In short, a pitch can appear faster or slower depending on the pitch just before it and also depending on the location and how far a hitter’s bat has to travel to make contact.
Effective velocity is one reason Strom thought Pfaadt would be better served if he moved from the far third-base side of the pitching rubber to the far first-base side. Another was that from that vantage point, Pfaadt’s pitches would start as strikes out of his hand and maybe go out of the zone, whereas from the far third-base side, with Pfaadt’s arm angle, his pitches began outside of the strike zone.
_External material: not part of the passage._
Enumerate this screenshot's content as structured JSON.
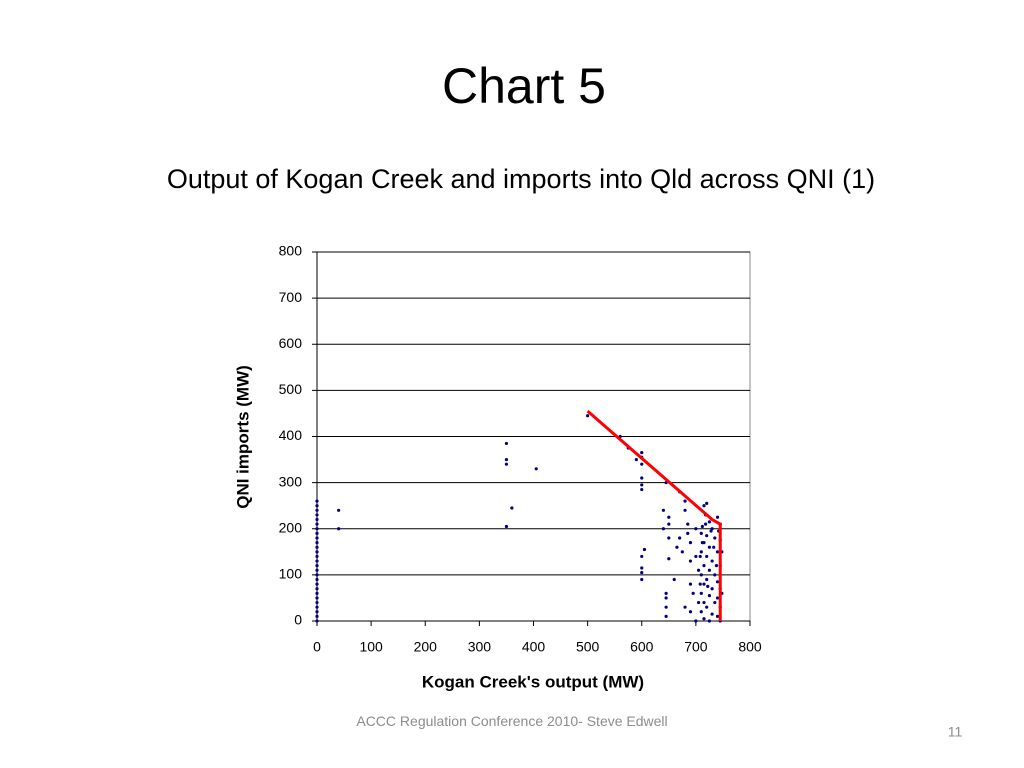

And while they might turn into strikes, it made it easier for hitters to lay off them.
In his first six big league starts, Pfaadt, the organization’s No. 3 prospect per MLB Pipeline, had a 9.82 ERA. Throwing off the first-base side of the rubber for the first time in his last start against the Reds, he allowed three runs in six innings, with all of the runs coming on solo homers in the sixth.
“I thought it worked well,” Strom said. “I’m kind of bullish on him now so I just hope it carries over.”
Pfaadt had tremendous success throughout the Minors, including the past two years when he was dominant in a pair of hitter-friendly ballparks in Double-A Amarillo and Triple-A Reno.
The organization loves not just his stuff on the mound but also his mental toughness. Even someone with all that going for him can face some confidence issues when struggles like that happen -- especially at the start of a big league career.
So to go out and have a good start against the Reds was an important step for Pfaadt.
“I think that outing showed me that I belong and I'm able to compete at the higher levels,” Pfaadt said. “Yeah, the last inning didn't go the way we wanted to but it was more of a tip your cap to them. So I think those first five innings were good, and I think we can build off that for sure.”
This is Pfaadt’s third stint in the Majors this year. His last one lasted just one game, but he didn’t get discouraged by it.
“It wasn't easy,” Pfaadt said. “But I think I took it the right way, took the information that they gave me, went down to Reno and worked on it instead of just going to opposite way and maybe just be sour. I decided to go the right way, go the right path and take those things, work on them and get better. Hopefully a year from now we'll be laughing at everything that happened.”